でも、もし悪性だったら頭が真っ白になるだろうから「悪性と言われたら、とにかく『録音してもいいですか』と聞こう」とだけ心に決めていた。

前の女性がやっと出てきて、ちょっと涙ぐんでいる。やっぱり悪性だったのかも。

ようやく私が呼ばれ、私よりも若い30代と思われる女性医師が口を開いた。

「この前、検査を受けていただいた件ですけど、残念ながら悪性で……」

「えっ」と固まった。
「うそや!」とか「ガーン」というより、「えっ」だった。

がん告知って、こんなにしれっとナチュラルに行われるものなんや。

もちろん、精密検査の結果を聞きに来ている時点で「悪性」と言われる可能性は承知している。

とはいえ、以前に肺がんの精密検査をした病院では、重大な病気のときの告知希望(告知してほしい/家族に告知してほしい/告知してほしくない)を問診票に書く欄があった。

そういうのなかったから、ちょっと心の準備が……(別に病院を責めてるんじゃないです)。
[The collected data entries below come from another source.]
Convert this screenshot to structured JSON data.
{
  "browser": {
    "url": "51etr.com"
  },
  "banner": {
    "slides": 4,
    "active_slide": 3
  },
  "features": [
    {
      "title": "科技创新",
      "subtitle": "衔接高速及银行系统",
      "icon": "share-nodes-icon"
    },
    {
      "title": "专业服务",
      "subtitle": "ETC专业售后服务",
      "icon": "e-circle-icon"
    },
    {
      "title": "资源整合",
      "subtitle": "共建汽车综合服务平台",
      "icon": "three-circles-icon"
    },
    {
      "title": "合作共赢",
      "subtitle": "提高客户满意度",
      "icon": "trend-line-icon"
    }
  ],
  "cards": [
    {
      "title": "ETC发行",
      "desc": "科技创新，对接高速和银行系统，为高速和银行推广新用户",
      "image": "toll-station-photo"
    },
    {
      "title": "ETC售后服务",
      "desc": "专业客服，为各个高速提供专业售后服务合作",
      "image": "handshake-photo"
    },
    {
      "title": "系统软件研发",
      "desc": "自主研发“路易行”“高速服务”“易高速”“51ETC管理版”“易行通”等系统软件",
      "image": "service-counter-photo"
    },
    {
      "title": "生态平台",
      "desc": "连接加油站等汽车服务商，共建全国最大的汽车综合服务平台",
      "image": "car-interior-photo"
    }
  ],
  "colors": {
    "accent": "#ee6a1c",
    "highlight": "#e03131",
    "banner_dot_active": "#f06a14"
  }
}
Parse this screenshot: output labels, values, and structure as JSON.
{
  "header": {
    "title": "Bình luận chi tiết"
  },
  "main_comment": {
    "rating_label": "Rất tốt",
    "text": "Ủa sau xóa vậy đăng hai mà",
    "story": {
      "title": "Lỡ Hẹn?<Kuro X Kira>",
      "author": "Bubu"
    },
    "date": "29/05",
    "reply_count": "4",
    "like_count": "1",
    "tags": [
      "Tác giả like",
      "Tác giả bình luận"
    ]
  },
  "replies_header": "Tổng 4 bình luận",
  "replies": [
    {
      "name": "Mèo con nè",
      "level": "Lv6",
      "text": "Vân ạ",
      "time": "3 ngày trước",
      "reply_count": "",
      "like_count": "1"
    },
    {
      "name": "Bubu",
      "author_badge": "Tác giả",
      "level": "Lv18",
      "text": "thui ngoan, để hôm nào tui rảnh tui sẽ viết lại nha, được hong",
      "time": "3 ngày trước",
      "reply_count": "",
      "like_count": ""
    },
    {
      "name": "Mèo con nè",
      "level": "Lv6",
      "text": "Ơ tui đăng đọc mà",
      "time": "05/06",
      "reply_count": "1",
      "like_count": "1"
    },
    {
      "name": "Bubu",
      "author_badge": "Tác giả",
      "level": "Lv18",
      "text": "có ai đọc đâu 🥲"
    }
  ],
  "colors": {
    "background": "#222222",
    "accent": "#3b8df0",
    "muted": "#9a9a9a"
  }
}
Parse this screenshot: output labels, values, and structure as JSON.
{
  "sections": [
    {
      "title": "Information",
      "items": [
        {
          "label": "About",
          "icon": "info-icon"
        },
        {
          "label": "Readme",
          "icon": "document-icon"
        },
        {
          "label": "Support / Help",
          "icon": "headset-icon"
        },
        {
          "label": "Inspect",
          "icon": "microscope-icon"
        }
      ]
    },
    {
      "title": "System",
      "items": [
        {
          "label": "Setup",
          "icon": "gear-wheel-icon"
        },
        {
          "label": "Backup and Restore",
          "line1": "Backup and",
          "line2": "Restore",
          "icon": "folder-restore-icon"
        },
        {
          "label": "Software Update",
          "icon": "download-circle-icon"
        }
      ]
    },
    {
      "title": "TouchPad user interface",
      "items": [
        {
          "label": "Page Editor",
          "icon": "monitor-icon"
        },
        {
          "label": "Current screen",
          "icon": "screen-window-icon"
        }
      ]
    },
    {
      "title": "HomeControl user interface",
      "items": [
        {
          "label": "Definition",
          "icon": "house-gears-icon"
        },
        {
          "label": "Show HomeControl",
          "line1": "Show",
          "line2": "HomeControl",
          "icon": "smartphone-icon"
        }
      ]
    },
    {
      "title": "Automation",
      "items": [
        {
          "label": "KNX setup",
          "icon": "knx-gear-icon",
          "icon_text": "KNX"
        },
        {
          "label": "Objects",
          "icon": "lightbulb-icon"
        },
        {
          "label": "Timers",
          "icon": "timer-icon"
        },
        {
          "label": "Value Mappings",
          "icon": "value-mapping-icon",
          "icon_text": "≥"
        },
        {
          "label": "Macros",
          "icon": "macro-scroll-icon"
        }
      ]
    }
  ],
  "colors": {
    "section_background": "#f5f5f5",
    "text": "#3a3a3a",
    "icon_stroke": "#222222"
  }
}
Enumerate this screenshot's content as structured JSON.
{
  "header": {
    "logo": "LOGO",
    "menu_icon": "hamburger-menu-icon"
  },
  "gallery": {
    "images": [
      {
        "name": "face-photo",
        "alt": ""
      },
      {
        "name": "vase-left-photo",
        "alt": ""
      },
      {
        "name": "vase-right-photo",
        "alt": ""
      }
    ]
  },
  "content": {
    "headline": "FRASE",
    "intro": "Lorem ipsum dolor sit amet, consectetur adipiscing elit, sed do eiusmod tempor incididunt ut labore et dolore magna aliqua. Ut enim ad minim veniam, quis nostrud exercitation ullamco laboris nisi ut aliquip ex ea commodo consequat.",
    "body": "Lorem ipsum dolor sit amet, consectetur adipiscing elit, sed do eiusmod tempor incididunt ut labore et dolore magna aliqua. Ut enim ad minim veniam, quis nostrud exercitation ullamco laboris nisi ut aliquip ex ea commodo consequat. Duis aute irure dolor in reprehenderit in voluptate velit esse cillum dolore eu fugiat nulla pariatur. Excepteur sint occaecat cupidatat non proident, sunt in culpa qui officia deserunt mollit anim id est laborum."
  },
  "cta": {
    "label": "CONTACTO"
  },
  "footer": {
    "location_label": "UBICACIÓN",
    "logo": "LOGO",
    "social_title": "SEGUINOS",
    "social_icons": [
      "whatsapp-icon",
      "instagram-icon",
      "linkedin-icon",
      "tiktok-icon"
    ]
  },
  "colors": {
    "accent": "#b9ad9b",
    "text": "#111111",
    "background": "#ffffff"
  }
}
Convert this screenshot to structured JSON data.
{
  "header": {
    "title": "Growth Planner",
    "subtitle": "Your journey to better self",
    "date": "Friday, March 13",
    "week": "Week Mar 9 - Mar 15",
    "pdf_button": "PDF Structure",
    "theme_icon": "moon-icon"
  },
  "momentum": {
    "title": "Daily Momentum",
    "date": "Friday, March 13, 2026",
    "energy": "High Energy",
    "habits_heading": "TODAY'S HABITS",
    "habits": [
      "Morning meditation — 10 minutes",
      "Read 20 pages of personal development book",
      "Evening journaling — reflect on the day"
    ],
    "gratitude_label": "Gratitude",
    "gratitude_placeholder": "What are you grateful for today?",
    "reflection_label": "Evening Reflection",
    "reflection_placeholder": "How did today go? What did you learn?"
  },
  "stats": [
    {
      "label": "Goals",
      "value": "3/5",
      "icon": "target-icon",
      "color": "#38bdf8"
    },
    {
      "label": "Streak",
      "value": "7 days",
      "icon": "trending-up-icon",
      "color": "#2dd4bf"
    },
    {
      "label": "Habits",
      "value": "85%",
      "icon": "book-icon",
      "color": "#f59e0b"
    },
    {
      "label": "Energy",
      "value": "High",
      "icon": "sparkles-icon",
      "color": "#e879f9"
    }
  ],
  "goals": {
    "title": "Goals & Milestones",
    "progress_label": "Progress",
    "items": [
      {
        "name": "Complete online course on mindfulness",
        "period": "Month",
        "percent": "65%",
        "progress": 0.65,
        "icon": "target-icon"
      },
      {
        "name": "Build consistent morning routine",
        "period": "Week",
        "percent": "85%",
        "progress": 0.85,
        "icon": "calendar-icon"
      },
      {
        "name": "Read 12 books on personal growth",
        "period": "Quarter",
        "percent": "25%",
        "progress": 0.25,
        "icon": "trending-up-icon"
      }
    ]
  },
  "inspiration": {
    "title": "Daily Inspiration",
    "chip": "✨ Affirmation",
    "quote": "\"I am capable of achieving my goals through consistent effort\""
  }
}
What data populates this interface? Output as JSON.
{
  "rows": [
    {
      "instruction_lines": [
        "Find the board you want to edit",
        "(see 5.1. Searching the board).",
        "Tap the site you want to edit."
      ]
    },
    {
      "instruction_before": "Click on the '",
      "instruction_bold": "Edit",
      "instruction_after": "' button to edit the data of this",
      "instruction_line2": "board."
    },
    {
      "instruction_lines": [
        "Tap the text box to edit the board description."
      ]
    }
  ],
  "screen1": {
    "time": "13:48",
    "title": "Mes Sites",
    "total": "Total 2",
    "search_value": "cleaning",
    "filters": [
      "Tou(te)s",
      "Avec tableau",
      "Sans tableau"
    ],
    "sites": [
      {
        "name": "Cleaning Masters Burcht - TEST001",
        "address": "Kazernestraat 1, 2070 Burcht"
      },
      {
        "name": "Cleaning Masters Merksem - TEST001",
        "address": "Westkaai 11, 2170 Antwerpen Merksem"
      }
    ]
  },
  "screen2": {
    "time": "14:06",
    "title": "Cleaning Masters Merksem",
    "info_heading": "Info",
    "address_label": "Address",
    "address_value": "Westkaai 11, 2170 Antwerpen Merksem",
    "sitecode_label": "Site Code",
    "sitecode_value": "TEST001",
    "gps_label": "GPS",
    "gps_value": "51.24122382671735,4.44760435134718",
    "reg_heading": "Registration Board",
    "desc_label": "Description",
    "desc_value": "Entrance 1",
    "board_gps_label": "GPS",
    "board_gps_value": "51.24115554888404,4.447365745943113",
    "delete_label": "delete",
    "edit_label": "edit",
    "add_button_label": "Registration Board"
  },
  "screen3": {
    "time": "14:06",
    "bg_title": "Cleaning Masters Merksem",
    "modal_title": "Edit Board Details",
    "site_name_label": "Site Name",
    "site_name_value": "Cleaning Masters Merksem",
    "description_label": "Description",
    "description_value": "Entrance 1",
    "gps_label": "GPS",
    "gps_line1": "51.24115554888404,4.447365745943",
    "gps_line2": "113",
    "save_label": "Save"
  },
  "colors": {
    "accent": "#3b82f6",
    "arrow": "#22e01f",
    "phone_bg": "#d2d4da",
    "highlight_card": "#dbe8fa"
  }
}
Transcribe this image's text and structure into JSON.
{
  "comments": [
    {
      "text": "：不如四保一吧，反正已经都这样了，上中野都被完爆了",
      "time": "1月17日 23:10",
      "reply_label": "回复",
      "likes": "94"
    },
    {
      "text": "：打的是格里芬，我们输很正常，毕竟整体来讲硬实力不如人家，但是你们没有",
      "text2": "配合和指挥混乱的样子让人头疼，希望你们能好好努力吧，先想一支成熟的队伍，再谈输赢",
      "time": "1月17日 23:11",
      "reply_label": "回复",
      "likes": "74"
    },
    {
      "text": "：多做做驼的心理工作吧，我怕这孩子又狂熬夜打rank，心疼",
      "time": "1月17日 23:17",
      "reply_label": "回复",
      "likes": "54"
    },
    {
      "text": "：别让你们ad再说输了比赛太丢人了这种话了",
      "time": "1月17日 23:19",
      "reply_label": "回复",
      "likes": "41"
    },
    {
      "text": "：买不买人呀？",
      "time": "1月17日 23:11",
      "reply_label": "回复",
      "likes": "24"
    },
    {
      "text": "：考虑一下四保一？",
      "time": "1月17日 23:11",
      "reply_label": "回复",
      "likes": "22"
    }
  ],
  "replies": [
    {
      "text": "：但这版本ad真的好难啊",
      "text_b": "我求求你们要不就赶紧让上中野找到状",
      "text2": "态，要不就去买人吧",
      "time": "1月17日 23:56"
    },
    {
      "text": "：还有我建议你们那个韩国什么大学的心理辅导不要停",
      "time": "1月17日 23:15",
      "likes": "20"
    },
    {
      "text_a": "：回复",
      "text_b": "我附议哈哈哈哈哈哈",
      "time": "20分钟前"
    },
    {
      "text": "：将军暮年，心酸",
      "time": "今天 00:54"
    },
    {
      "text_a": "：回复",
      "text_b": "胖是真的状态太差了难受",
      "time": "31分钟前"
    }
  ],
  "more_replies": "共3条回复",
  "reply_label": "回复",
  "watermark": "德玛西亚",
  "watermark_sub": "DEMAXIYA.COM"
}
「心配ごとの9割は起こらない」じゃなかったんかい!1割が現実になってもたやないかい!5%以下の心配も、5割起こるモードで心配しがちな私が、珍しく悠長に臨んだらこれかよ。

先生が病状について説明し始めて、ふとわれに返り

「あっ、録音してもいいですか?」

こうして、私のスマホのボイスレコーダーが回り始めた。

〈続く〉

*録音の可否については、病院によって(または医師によって)違うと思います。